|SocioTechnical capital, employment and economic mobility
Understanding the prospects for adapting technologies, such as online labor markets, to build and exploit both personal and impersonal SocioTechnical Capital (e.g., particularly among those with limited social and human capital) requires an understanding of the barriers that will need to be overcome to make such tools beneficial. This project aims to investigate these barriers and seek for ways for technology to mitigate them. This project also investigates existing tools that may be useful to these communities, and we design and implement customized tools to mitigate these barriers as well.
|Technology to Support Newcomer Adaptation
People who relocate to new communities experience challenges such as social-network reconstruction and insufficient information for daily needs. When these challenges are not well addressed, newcomers face additional difficulties, such as mental health issues and limited employment resources. The research goal is to investigate how newcomers utilize information and communciation technologies (ICTs) to address challenges of relocation. This project also aims to identify barriers to their ICT use and propose technical solutions to address the barriers.
This research explores alternatives to value extraction. The extraction of ecological value creates environmental destruction; extracting labor value creates deskilling and exploitation; extracting expressive value commodifies our social networks and identities. The alternative is circulating value in unalienated forms: in nature through means such as agroecology; in labor through worker-owned production; in expressive value through user-owned platforms. ICT4G includes innovations such as heritage algorithms, artisanal cyborgs, and more.
|Entrepreneurship and the Socio-Technical Chasm in a Lean Economy
Tawanna Dillahunt, Vaishnav Kameswaran, Desiree McLain, Joyojeet Pal, and Kentaro Toyama
Online technologies are increasingly hailed as enablers of entrepreneurship and income generation.
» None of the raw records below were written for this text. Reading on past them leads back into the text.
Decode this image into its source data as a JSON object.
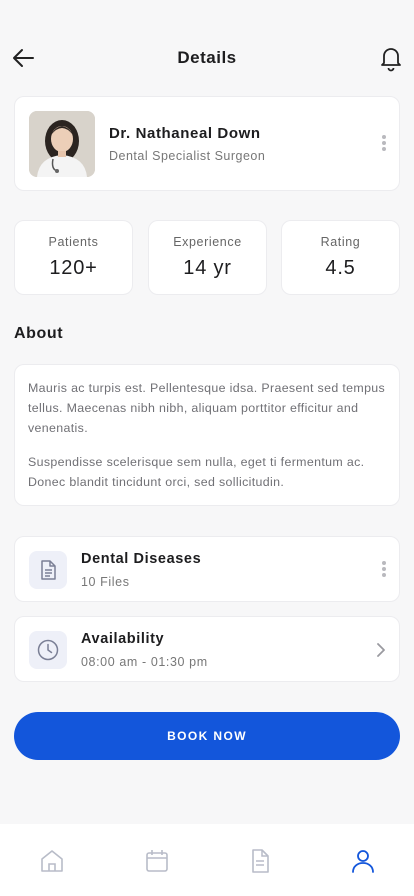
{
  "header": {
    "title": "Details",
    "back_icon": "arrow-left-icon",
    "bell_icon": "bell-icon"
  },
  "doctor": {
    "name": "Dr. Nathaneal Down",
    "specialty": "Dental Specialist Surgeon",
    "avatar_icon": "doctor-photo"
  },
  "stats": [
    {
      "label": "Patients",
      "value": "120+"
    },
    {
      "label": "Experience",
      "value": "14 yr"
    },
    {
      "label": "Rating",
      "value": "4.5"
    }
  ],
  "about": {
    "title": "About",
    "paragraphs": [
      "Mauris ac turpis est. Pellentesque idsa. Praesent sed tempus tellus. Maecenas nibh nibh, aliquam porttitor efficitur and venenatis.",
      "Suspendisse scelerisque sem nulla, eget ti fermentum ac. Donec blandit tincidunt orci, sed sollicitudin."
    ]
  },
  "rows": [
    {
      "title": "Dental Diseases",
      "subtitle": "10 Files",
      "icon": "document-icon",
      "action_icon": "kebab-icon"
    },
    {
      "title": "Availability",
      "subtitle": "08:00 am - 01:30 pm",
      "icon": "clock-icon",
      "action_icon": "chevron-right-icon"
    }
  ],
  "book_button": {
    "label": "BOOK NOW"
  },
  "tabs": [
    {
      "icon": "home-icon",
      "active": false
    },
    {
      "icon": "calendar-icon",
      "active": false
    },
    {
      "icon": "document-icon",
      "active": false
    },
    {
      "icon": "profile-icon",
      "active": true
    }
  ],
  "colors": {
    "accent": "#1356db",
    "icon_inactive": "#b8bcc8",
    "background": "#f7f7f8",
    "card": "#ffffff"
  }
}
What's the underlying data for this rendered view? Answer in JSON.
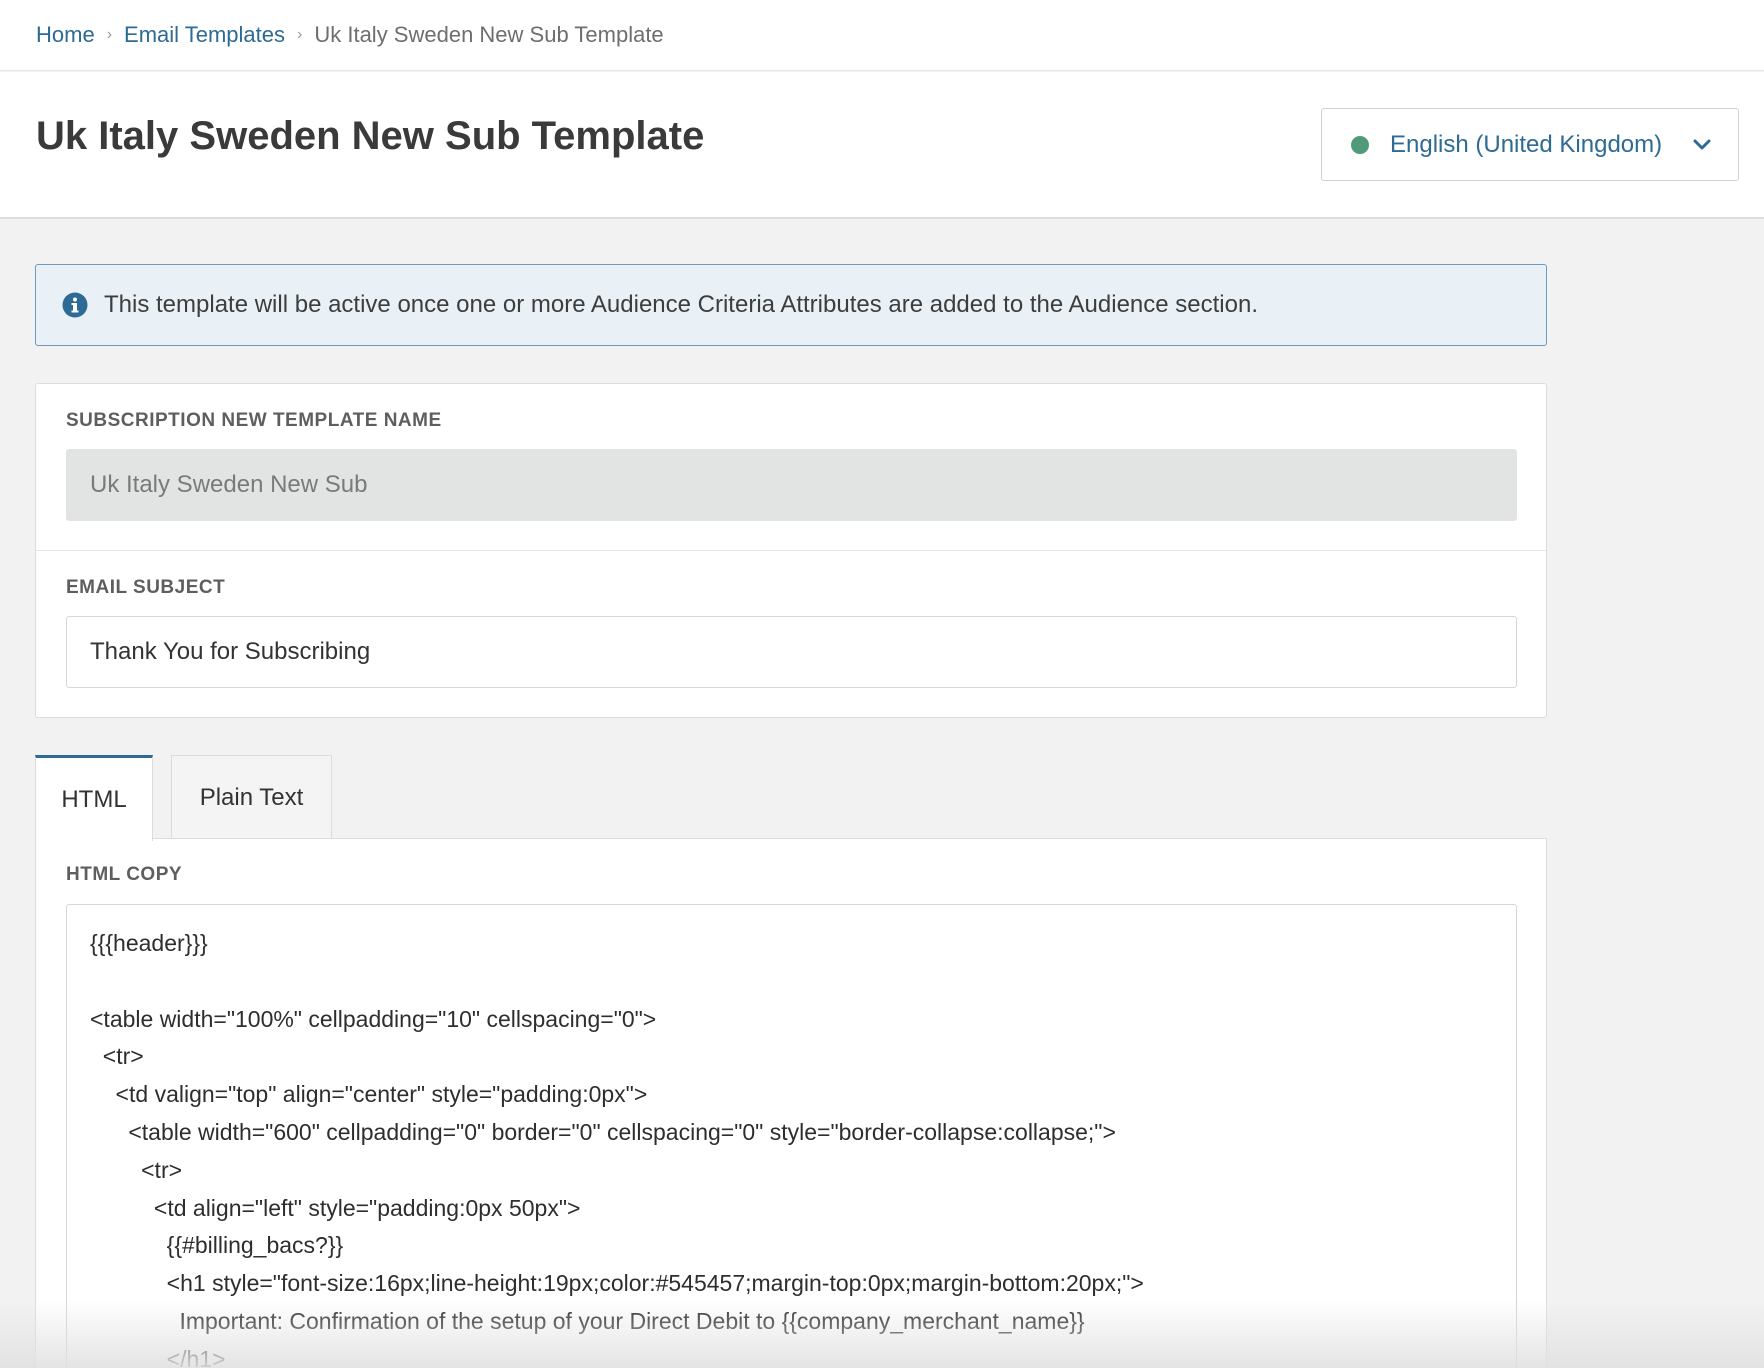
{
  "breadcrumb": {
    "home": "Home",
    "email_templates": "Email Templates",
    "current": "Uk Italy Sweden New Sub Template",
    "separator": "›"
  },
  "header": {
    "title": "Uk Italy Sweden New Sub Template",
    "locale": {
      "label": "English (United Kingdom)",
      "status_color": "#4f9a7a"
    }
  },
  "info_banner": {
    "text": "This template will be active once one or more Audience Criteria Attributes are added to the Audience section."
  },
  "form": {
    "template_name": {
      "label": "SUBSCRIPTION NEW TEMPLATE NAME",
      "value": "Uk Italy Sweden New Sub"
    },
    "email_subject": {
      "label": "EMAIL SUBJECT",
      "value": "Thank You for Subscribing"
    }
  },
  "tabs": [
    {
      "label": "HTML",
      "active": true
    },
    {
      "label": "Plain Text",
      "active": false
    }
  ],
  "editor": {
    "label": "HTML COPY",
    "lines": [
      "{{{header}}}",
      "",
      "<table width=\"100%\" cellpadding=\"10\" cellspacing=\"0\">",
      "  <tr>",
      "    <td valign=\"top\" align=\"center\" style=\"padding:0px\">",
      "      <table width=\"600\" cellpadding=\"0\" border=\"0\" cellspacing=\"0\" style=\"border-collapse:collapse;\">",
      "        <tr>",
      "          <td align=\"left\" style=\"padding:0px 50px\">",
      "            {{#billing_bacs?}}",
      "            <h1 style=\"font-size:16px;line-height:19px;color:#545457;margin-top:0px;margin-bottom:20px;\">",
      "              Important: Confirmation of the setup of your Direct Debit to {{company_merchant_name}}",
      "            </h1>"
    ]
  },
  "colors": {
    "accent": "#2d6a94",
    "banner_bg": "#eaf1f6",
    "banner_border": "#6b9bc0"
  }
}
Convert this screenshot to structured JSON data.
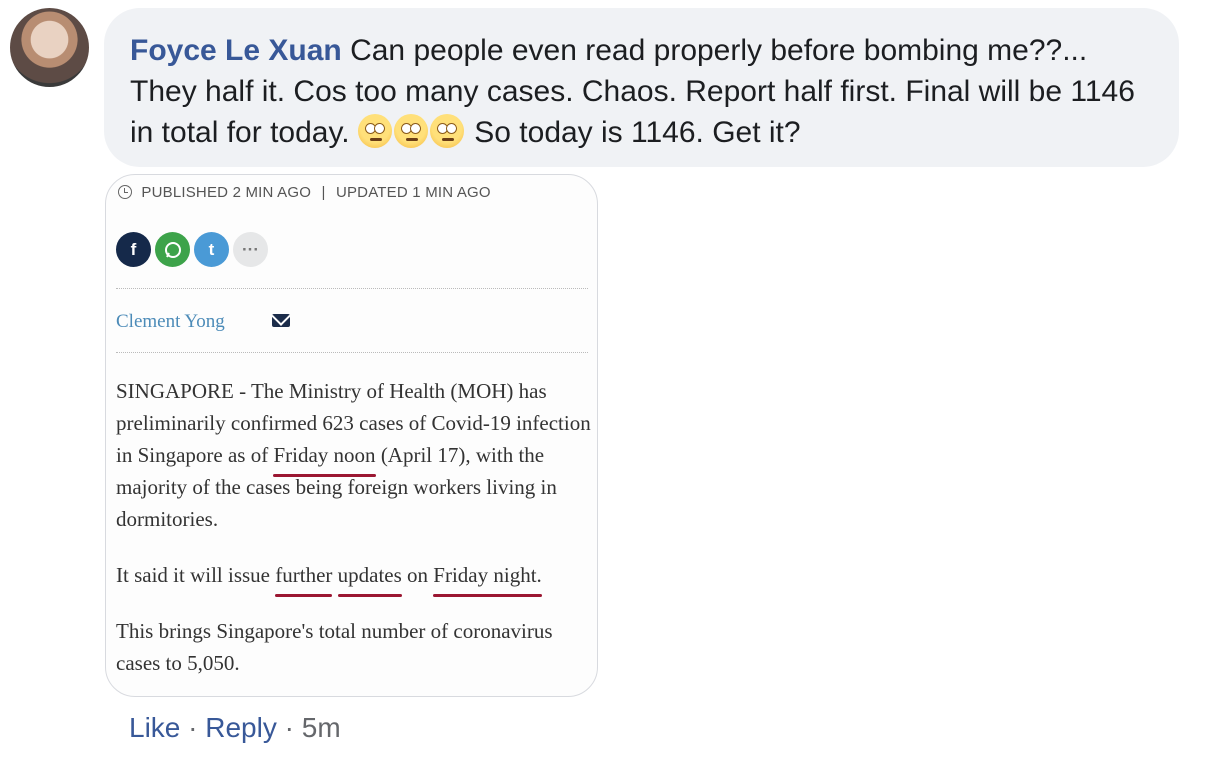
{
  "comment": {
    "author": "Foyce Le Xuan",
    "text_before_emoji": "Can people even read properly before bombing me??... They half it. Cos too many cases. Chaos. Report half first. Final will be 1146 in total for today.",
    "emoji_name": "face-with-rolling-eyes-emoji",
    "text_after_emoji": "So today is 1146. Get it?"
  },
  "attachment": {
    "published_label": "PUBLISHED",
    "published_time": "2 MIN AGO",
    "separator": "|",
    "updated_label": "UPDATED",
    "updated_time": "1 MIN AGO",
    "social": {
      "facebook": "f",
      "twitter": "t",
      "more": "···"
    },
    "author": "Clement Yong",
    "p1_before": "SINGAPORE - The Ministry of Health (MOH) has preliminarily confirmed 623 cases of Covid-19 infection in Singapore as of",
    "p1_mark": "Friday noon",
    "p1_after": "(April 17), with the majority of the cases being foreign workers living in dormitories.",
    "p2_before": "It said it will issue",
    "p2_mark1": "further",
    "p2_mark2": "updates",
    "p2_mid": "on",
    "p2_mark3": "Friday night.",
    "p3": "This brings Singapore's total number of coronavirus cases to 5,050.",
    "underline_color": "#9b1732"
  },
  "actions": {
    "like": "Like",
    "dot": "·",
    "reply": "Reply",
    "time": "5m"
  },
  "colors": {
    "bubble_bg": "#f0f2f5",
    "author_link": "#385898",
    "meta_gray": "#65676b"
  }
}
Recent evidence suggests, however, that even the best such tools disproportionately favor those with pre-existing entrepreneurial advantages. Our research explores the use of these tools among those with limited prior entrepreneurial advantages.
|Innovation and technology entrepreneurship cultures between Ghana, Southern China, and Silicon Valley
Silvia Lindtner and Seyram Avle
This research investigates the contemporary social and technological processes that bring together and motivate specific kinds of leaders shaping transnational networks of design and innovation in computing and communication technologies.
|Political Social Media in the Global South
Joyojeet Pal, A’Ndre Gonawela, Tanya Madhani, Udit Thawani, Priyank Chandra, Vaishnav Kameswaran, Aakanksha Parameshwar
This research looks at the role of social media in electoral politics around various parts of the Global South, including how politicians self-represent, the framing of political issues, and the timing of messaging around major political events.
|Intangible Gains Through the International Exposure of Young IT Engineers
Tsuyoshi Kano, Kiyoko Eguchi, Hisashi Kawano, and Kentaro Toyama
This research focuses on 1) what kind of mindset change occurs through the international exposure, 2) how can the mindset change be replicated by training in the home country, and 3) what are the challenges of Japan to be the place of brain circulation. The research is targeted at Bangladeshi and Rwandan IT engineers who are working or studying in Japan. The long-term goal of the research project is to make a policy recommendation on the development of IT human resource and IT industry in the global society.
|“We can go anywhere”: Understanding `Independence’ through a case study of ride-hailing use by people with Visual Impairments in metropolitan India
Vaishnav Kameswaran, Jatin Gupta, Joyojeet Pal, Sile O’Modhrain, Tiffany C. Veinot, Robin N. Brewer, Aakanksha Parameshwar, Vidhya Y, Jacki O’Neill
Ride-hailing services have received attention as part of the growing work around the sharing economy, but the focus of these studies have largely been on drivers. We examine how ride-hailing is transforming the transportation practices of one group of passengers, people with visual impairments in metropolitan India.
|The Data 4 Good Center
The Data 4 Good Center is a platform that is used to gain important insights by combining all of the “small” data accumulated by NGO reports into “big data.” The insights gained from this largely untapped data will be used to obtain new insights that can be shared with NGOs and the communities they serve. The Data 4 Good Center is an instrumental tool for helping cities improve their local NGO’s and building a strong, healthy, and prosperous community.